La Carretera Austral
- philippe viejo
- 29 nov. 2016
- 7 min de lecture
Nous passons la frontière du chili au niveau de Chile Chico, porte d’accès à la carretera australe, nous nous rendons au magasin de gaz (pas de gaz) et dans la rue nous tombons parechocs contre parechocs sur … les vagueauvent. Les enfants sont toujours aussi heureux de se retrouver et les parents aussi. Ils nous quittent pendant que nous allons faire les réserves de provisions. A la caisse, la caissière semble complètement à l’ouest, elle tourne au red bull. Elle tente de passer la carte (tout de même des courses à 221 €) et nous annonce que le paiement n’est pas passé, je lui donne donc tout le liquide chilien que j’ai et nous faisons le complément en carte là tout se passe bien. Quelques jours plus tard, nous découvrirons que le premier règlement était passé …

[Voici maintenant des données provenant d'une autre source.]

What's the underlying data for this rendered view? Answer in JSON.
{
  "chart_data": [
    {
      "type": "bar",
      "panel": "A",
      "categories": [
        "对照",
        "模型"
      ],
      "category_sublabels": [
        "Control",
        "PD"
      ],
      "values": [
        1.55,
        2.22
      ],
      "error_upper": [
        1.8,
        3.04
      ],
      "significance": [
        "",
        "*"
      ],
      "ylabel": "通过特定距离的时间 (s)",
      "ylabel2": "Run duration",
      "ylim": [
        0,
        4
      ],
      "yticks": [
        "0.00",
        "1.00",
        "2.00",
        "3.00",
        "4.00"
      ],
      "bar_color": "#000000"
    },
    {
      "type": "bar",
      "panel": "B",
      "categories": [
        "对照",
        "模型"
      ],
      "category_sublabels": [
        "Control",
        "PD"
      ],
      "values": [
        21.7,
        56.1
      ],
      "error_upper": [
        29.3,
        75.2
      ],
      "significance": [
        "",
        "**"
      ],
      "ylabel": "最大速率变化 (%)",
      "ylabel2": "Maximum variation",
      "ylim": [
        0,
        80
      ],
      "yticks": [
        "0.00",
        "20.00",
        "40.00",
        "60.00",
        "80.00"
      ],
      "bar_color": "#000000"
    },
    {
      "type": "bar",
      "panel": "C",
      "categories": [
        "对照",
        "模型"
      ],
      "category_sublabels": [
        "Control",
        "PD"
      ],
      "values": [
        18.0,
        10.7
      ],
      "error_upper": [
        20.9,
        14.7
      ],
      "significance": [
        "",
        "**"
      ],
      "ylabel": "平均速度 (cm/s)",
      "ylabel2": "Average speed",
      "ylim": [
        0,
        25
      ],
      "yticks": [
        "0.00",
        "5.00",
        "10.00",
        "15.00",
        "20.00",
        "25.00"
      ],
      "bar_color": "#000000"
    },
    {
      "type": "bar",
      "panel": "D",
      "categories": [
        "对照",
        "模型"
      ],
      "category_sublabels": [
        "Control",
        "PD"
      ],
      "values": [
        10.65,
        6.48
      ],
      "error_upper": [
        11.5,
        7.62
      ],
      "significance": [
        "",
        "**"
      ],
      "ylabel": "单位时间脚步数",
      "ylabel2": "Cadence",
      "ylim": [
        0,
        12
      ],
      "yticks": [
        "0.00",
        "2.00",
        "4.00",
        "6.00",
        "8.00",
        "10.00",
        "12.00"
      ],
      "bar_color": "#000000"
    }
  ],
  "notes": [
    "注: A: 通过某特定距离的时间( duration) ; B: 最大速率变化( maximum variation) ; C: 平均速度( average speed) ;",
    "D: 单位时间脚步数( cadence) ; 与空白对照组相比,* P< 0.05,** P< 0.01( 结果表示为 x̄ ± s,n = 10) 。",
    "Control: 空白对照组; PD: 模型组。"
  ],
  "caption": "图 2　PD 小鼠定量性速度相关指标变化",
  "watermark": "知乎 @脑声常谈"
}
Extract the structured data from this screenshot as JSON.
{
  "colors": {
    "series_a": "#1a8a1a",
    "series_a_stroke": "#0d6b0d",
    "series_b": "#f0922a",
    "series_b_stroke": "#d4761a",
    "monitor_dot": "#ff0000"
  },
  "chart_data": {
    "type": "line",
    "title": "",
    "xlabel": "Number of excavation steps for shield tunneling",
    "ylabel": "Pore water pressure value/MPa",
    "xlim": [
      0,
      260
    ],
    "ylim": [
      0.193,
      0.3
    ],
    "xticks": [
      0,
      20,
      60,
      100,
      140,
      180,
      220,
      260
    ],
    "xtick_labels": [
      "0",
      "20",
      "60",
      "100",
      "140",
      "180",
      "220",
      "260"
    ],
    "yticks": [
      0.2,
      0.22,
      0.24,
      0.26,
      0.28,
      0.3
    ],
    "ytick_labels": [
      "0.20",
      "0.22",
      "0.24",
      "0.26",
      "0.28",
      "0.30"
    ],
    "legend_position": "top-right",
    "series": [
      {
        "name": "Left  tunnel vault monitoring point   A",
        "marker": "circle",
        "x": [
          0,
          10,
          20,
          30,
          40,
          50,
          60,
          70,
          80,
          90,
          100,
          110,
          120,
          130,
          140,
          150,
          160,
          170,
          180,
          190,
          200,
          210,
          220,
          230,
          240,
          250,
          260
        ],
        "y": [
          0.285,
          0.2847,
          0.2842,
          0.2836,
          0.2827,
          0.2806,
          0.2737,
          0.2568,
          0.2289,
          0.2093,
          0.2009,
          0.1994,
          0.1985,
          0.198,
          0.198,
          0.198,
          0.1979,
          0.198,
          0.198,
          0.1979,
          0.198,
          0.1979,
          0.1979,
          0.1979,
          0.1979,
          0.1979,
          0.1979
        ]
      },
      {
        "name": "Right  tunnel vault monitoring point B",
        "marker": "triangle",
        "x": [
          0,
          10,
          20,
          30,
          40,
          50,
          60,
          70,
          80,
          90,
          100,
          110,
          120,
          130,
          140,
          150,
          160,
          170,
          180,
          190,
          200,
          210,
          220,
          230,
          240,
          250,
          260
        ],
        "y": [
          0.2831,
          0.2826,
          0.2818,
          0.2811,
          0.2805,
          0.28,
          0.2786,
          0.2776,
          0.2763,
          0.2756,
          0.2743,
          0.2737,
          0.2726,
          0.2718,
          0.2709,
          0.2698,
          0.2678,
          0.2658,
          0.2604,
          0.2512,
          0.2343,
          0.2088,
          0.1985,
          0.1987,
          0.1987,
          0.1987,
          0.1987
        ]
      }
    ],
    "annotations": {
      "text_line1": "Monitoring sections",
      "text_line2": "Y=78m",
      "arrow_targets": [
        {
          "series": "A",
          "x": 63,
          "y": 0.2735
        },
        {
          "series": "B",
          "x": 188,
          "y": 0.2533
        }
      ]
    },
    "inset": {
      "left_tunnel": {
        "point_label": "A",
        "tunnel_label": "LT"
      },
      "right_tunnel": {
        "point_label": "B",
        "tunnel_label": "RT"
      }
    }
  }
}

Nous nous élançons vers la carretera, la piste est un peu difficile mais le paysage est superbe, vue grandiose sur le lac Buenos Aires. Après une vingtaine de kilomètres sur le bord de la route un bivouac incroyable et Lalie et Céleste des vagueauvent qui accourt pour nous indiquer le chemin à suivre, nous passons encore une excellente soirée en leur compagnie autour d’un feu de bois, de pommes de terre cuites au feu et de ribs à la chilienne, au dessert une délicieuse béchamel au chocolat de Sandra.


Le lendemain, nous descendons jusqu’à Cochrane sur la carretera austral, nous avons un rendez-vous radio et savons qu’il y a une connexion libre dans ce village. Nous nous installons donc sur la place du village pour pouvoir capter. Le dimanche super, le lendemain date de l’enregistrement la connexion ne se fait pas … Et finalement fonctionne et plante … Bref nous aurons une brève interview avec Eric Lange pour l’émission Allo la planète, mais un autre enregistrement est prévu très bientôt qui sera je l’espère cette fois plus concluant.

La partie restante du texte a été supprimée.